I don't know if similarly nice things exist for other web frameworks.

As others have said, what's described in the OP may well be "good enough" for many purposes but it seems like quite a lot of effort to get there.

mctx · on Sept 29, 2014

Django has haystack[0], which I've used with an elasticsearch backend on a few projects and is generally pretty easy to set up and get good results with. I haven't had to do anything more advanced than autocomplete/boost/spelling suggestions, but from what I've read it seems pretty powerful.

[0]: http://haystacksearch.org/

rorydh · on Sept 29, 2014

Check this out for your app: https://github.com/Casecommons/pg_search

It's basically all that stuff minus the complexity of configuring it up for a rails app.

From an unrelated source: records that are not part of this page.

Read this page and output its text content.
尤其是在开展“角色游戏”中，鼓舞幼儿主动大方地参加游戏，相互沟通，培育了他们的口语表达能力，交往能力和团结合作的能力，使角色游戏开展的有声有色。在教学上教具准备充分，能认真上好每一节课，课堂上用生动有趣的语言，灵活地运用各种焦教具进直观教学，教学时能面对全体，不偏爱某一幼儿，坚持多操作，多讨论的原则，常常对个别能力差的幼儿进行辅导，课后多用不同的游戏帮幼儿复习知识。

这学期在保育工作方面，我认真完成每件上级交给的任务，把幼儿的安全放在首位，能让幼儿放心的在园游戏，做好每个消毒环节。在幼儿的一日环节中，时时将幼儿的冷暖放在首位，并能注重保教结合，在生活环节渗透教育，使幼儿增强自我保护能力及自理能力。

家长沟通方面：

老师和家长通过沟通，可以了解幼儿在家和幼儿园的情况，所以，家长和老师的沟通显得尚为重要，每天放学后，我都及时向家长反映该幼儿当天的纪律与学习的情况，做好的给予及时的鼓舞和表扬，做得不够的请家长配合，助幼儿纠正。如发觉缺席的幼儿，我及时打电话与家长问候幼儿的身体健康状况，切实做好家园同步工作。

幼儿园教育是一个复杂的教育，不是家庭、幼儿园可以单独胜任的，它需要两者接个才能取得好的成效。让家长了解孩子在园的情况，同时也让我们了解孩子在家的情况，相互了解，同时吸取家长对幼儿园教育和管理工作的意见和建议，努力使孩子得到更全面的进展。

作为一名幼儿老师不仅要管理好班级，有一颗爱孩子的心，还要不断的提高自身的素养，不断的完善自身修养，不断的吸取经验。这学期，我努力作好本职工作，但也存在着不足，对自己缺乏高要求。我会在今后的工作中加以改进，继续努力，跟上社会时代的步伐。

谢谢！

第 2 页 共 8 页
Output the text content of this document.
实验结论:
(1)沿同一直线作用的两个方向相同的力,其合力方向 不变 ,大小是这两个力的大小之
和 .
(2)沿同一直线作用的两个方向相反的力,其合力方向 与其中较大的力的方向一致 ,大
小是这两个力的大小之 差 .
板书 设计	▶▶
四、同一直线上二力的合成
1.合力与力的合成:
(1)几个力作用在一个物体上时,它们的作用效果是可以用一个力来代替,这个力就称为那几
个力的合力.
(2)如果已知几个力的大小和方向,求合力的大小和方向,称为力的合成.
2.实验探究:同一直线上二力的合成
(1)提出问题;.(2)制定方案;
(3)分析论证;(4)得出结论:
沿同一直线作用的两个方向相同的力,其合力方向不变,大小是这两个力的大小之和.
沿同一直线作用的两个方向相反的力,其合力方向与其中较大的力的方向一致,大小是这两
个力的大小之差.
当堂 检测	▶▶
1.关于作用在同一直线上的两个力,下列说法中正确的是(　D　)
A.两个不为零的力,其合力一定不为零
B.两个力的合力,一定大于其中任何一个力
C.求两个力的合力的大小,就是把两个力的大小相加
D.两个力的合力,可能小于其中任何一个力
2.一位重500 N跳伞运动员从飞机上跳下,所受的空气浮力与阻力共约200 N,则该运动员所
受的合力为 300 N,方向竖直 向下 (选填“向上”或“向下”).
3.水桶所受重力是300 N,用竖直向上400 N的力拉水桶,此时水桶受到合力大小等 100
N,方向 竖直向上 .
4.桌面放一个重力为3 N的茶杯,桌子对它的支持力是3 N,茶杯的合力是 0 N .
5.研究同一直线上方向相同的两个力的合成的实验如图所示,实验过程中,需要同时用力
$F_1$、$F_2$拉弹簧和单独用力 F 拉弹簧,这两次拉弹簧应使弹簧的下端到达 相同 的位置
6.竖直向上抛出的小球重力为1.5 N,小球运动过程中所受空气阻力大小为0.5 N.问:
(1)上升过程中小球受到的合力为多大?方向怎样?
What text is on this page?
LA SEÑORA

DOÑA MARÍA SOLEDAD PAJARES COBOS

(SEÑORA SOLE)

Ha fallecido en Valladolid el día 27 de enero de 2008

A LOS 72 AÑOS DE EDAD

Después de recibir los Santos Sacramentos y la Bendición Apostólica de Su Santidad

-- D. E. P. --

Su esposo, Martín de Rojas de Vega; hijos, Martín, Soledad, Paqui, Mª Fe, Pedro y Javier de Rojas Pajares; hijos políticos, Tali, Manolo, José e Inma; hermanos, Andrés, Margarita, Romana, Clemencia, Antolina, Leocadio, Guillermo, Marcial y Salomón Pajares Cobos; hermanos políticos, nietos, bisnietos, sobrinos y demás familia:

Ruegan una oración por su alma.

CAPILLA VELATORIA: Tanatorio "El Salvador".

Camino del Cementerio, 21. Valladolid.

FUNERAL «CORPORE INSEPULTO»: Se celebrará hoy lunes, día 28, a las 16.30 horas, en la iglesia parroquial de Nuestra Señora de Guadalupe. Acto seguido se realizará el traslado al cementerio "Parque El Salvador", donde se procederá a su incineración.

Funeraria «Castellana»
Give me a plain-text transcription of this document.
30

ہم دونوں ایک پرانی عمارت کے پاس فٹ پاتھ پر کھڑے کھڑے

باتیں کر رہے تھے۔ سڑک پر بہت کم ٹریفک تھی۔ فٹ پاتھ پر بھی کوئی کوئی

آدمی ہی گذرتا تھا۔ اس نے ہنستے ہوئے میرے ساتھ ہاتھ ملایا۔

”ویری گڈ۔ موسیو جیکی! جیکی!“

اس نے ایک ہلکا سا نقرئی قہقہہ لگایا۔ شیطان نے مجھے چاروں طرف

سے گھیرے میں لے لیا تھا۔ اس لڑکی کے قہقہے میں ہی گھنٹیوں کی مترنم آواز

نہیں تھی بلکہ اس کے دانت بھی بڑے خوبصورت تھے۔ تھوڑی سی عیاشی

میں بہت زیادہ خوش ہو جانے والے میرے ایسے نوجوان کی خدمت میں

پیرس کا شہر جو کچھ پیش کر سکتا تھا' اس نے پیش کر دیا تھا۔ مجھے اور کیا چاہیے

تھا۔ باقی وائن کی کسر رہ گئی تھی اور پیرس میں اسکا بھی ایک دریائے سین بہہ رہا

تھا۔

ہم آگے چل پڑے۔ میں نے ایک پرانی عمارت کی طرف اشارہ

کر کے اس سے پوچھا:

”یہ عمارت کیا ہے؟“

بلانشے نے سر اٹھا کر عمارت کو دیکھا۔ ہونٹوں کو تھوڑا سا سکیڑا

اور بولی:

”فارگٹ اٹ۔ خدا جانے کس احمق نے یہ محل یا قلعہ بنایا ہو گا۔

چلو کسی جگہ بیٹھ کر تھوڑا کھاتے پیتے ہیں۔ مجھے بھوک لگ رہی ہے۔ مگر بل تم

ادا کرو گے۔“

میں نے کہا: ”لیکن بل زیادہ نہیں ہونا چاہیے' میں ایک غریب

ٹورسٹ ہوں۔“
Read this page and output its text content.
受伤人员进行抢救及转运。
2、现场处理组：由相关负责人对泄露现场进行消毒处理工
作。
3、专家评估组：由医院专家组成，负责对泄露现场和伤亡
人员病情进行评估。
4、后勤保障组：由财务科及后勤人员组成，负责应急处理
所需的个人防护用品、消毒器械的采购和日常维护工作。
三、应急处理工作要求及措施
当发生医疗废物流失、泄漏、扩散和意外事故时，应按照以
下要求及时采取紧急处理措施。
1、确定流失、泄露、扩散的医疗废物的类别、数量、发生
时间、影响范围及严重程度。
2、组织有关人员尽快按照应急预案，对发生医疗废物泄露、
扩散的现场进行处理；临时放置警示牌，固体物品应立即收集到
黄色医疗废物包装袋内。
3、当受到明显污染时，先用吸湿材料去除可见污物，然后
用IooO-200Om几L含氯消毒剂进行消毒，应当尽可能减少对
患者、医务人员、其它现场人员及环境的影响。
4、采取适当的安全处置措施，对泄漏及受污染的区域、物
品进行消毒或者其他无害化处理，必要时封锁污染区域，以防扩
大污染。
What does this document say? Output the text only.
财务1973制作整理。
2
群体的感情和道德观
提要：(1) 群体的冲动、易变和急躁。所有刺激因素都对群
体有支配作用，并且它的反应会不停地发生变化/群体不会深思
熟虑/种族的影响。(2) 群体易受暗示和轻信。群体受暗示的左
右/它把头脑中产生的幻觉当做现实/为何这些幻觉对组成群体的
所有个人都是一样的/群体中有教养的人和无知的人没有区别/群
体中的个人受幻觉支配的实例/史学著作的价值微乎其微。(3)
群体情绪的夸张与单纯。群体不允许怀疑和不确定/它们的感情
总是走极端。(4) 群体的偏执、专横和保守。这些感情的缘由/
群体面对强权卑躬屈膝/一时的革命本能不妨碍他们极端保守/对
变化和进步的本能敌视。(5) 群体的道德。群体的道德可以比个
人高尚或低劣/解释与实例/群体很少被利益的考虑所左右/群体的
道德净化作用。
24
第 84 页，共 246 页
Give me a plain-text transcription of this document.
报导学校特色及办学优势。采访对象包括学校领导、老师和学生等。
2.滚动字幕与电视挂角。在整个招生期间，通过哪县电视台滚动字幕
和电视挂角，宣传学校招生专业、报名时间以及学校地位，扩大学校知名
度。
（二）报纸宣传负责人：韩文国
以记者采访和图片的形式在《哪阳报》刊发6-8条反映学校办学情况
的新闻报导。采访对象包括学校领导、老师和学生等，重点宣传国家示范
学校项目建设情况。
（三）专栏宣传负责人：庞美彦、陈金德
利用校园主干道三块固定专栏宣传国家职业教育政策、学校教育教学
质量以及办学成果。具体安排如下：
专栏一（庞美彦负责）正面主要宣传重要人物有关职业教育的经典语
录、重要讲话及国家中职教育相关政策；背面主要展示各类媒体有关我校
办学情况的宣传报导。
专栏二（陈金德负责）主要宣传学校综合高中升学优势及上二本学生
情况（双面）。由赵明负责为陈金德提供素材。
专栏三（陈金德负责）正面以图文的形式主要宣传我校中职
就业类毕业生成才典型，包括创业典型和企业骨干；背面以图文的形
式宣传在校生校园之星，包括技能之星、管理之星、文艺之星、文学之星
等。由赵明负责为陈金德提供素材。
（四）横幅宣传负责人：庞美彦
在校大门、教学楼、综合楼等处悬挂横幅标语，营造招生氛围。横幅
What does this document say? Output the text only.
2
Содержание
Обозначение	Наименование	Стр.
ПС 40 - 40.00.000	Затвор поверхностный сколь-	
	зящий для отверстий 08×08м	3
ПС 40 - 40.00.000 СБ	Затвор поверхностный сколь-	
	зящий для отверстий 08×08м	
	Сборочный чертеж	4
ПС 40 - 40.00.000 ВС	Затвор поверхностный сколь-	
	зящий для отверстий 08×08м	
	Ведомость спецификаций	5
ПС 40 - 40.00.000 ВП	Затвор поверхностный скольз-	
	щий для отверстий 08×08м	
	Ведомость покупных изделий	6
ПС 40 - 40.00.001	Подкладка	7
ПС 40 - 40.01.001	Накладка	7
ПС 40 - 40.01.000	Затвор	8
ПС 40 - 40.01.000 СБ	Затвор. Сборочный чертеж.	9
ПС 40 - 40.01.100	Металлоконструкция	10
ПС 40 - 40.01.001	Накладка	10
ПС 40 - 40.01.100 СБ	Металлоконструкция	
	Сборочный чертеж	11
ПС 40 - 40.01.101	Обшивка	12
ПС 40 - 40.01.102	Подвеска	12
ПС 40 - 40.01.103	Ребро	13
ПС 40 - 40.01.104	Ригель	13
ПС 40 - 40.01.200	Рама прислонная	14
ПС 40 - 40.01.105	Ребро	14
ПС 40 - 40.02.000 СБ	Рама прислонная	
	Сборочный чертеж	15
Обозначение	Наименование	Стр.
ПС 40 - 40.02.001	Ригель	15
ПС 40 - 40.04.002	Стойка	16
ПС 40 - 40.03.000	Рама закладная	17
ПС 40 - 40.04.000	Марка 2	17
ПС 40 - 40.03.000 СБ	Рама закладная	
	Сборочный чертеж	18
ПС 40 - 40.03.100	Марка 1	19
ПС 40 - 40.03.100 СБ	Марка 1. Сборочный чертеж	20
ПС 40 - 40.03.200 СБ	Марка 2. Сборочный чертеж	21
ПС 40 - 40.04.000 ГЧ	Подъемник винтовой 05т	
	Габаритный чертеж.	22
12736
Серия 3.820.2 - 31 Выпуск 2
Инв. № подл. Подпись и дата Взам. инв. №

hiharryhere · on Sept 29, 2014

Full text search is good when you have big passages of text to search, but it isn't good for typos on short fields. The tolerances just aren't configurable enough.

I was using it to search across user profiles, and while the fuzzy search was great for a slab of text in, say, an about me section, it wasn't good at all for short bits of text like name. Its just too fuzzy for short blobs.

rom16384 · on Sept 29, 2014

At least for our use case Postgres full text search wasn't good enough. Indexing and searching 1M records was troublesome, and its advanced queries weren't as flexible as we'd like, so after a while we started using Solr, and while it was better it still had its share of problems, so we are currently using ElasticSearch.

mctx · on Sept 29, 2014

I've gone down the same route, from PostgreSQL search to ElasticSearch with usually pretty good results. A friend has strongly recommended Algolia, so I'll explore that for the next project that needs it.

sanderjd · on Sept 29, 2014

Hmm, was it "troublesome" in terms of performance building the index or doing the search or was there some other issue?

rom16384 · on Sept 29, 2014

Part of the problem was due to the Django package we used to interface with the Postgres search, it wasn't designed to handle large tables. I don't recall how long the index took to build (hours? a day?), but the queries themselves were slow due to their complexity and ranking using ts_rank.

sanderjd · on Sept 29, 2014

Interesting, thanks for the info. What did you switch to? Were the queries significantly faster?

rorydh · on Sept 29, 2014

Here's a nice PDF on some of the great performance you can get out of it https://wiki.postgresql.org/images/2/25/Full-text_search_in_...

chdir · on Sept 29, 2014

If you've used both FTS in postgres and either ElasticSearch or Solr recently:

Objectively, what are some data points when you need to switch over? E.g. more than 'x' values to index, index update time, or perhaps features like prefix/substring/phrase search, lack of facets, etc.

tim333 · on Sept 29, 2014

For knocking up a site quickly with a search button I wonder how this compares with using Google custom search? I guess with Postgres you can cover stuff that Google has not indexed?

jcroll · on Sept 29, 2014

For the record: MySQL has fulltext search already for MYISAM tables and will have fulltext for InnoDB in 5.6.

feld · on Sept 30, 2014

did you read the article? He explained why MySQL's fulltext is not acceptable.

chatman · on Sept 29, 2014

Faceting, spell correction, sloppy search, etc. are tricky to implement in Postgres.

fiatjaf · on Sept 29, 2014

Swish-e is good enough.

seivan · on Sept 29, 2014

I wrote a half-assed full text search in Redis once. Want to go back and work on it some more just for kicks.

iamleppert · on Sept 29, 2014

If you're going to do something, do it right. Or leave search out of your product if you aren't willing to invest the effort and energy required to implement a proper solution.

Those SQL queries are hideous. Most people have learned that, because of many developers like this, to avoid search because it's next to useless. Please do us a favor and leave it out of your product if you aren't willing to invest in a proper solution. Not one that is "good enough".

sanderjd · on Sept 29, 2014

Honestly, what is wrong with the queries? They use pretty straightforward SQL functions, datatype conversions, operators, and relational querying capabilities. Is it just aesthetics or are there performance or other actual problems with them?